Lauter now lives and works in Liberia, Uganda, and war-torn sub-Saharan Africa, where he runs an orphanage for homeless and destitute children, teaching them vital skills like combat proficiency, how to outflank a dug-in group of United Nations Peace Keeping forces and Grenade Skills 101. “Right now my charity is a grassroots campaign,” he said humbly. “You have to catch them early at a young age to really make a difference in their lives.”

In light of the global proclamation of surprise and awe, Oil companies, illegal logging corporations and industrial plant giants, as well as the thousands of hardworking men and women in the financial and economic spheres who keep global wealth disparities under strict minimum standards, said they would redouble their efforts to devastate our little corner of life in the Solar System.

Free oil, complete with complementary BP Secret Sauce marinated sea bird
braai packs, will be given away on beaches across the globe.

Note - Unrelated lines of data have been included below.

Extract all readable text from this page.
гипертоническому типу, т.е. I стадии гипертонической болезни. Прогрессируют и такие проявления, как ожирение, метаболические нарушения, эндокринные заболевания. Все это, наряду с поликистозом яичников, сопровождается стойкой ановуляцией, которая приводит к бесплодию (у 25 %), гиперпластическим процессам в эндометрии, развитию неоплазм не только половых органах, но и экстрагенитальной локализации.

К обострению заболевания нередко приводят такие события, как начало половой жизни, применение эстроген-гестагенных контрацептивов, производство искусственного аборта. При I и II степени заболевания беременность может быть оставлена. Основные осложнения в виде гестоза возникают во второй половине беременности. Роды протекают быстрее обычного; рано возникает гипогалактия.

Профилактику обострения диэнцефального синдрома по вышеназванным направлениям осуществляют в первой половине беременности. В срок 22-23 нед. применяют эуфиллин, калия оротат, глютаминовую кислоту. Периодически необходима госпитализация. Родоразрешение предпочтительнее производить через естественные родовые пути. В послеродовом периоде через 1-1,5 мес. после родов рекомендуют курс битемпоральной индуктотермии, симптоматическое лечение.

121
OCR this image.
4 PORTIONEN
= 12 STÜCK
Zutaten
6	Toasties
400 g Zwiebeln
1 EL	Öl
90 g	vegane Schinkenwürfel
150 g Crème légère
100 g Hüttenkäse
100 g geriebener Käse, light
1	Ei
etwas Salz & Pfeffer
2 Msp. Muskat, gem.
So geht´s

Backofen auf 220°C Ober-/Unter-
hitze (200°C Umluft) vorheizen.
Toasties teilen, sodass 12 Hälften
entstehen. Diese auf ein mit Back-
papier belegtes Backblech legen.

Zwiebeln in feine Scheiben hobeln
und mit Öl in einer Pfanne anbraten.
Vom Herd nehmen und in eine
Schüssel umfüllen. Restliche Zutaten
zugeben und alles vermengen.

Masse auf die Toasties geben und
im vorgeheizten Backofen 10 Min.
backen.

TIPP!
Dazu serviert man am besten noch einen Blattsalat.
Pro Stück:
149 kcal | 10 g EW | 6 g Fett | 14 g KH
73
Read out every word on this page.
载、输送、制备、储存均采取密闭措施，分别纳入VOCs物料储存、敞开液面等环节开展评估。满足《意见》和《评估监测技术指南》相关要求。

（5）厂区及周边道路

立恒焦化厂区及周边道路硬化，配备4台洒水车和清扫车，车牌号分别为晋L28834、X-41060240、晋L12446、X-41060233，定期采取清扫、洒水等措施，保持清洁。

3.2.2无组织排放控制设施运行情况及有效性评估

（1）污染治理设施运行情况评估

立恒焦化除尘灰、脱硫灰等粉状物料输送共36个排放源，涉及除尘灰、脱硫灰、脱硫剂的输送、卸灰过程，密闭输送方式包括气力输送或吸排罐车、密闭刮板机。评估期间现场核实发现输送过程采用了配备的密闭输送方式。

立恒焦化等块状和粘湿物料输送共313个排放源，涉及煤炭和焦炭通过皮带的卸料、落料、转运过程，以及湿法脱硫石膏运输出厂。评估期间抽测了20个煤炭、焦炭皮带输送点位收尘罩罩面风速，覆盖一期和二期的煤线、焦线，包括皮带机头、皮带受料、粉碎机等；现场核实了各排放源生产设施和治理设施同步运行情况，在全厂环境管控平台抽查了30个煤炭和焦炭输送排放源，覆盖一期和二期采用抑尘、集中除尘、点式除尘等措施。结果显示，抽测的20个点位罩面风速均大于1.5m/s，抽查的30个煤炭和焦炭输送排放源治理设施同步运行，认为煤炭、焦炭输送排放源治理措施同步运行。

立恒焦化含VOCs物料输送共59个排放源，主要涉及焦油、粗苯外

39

“We’ve already planned massive free oil giveaway bonazas along many thousands of kilometres of untouched, pristine coastline,” said BP executive officer Cru Doyle, “and our child-labour-intensive, minimum-wage-and-Health-and-Safety-Regulation-violating factories in India have begun producing bleach just for the sole purpose of dumping into rivers and oceans. We’ve got this.”

Already reports suggest that these efforts are paying off, with conservative estimates putting Earth as a radioactive, desolate and polluted lifeless hellhole –also known as a ‘Zimbabwe’ - by as early as 2018.

“We’ve all got to do our bit,” said Doyle. “Even if that means doing something as simple and effective as leaving your lights on all day, flushing unnecessarily, or stamping on cute, big-eyed forest critters.”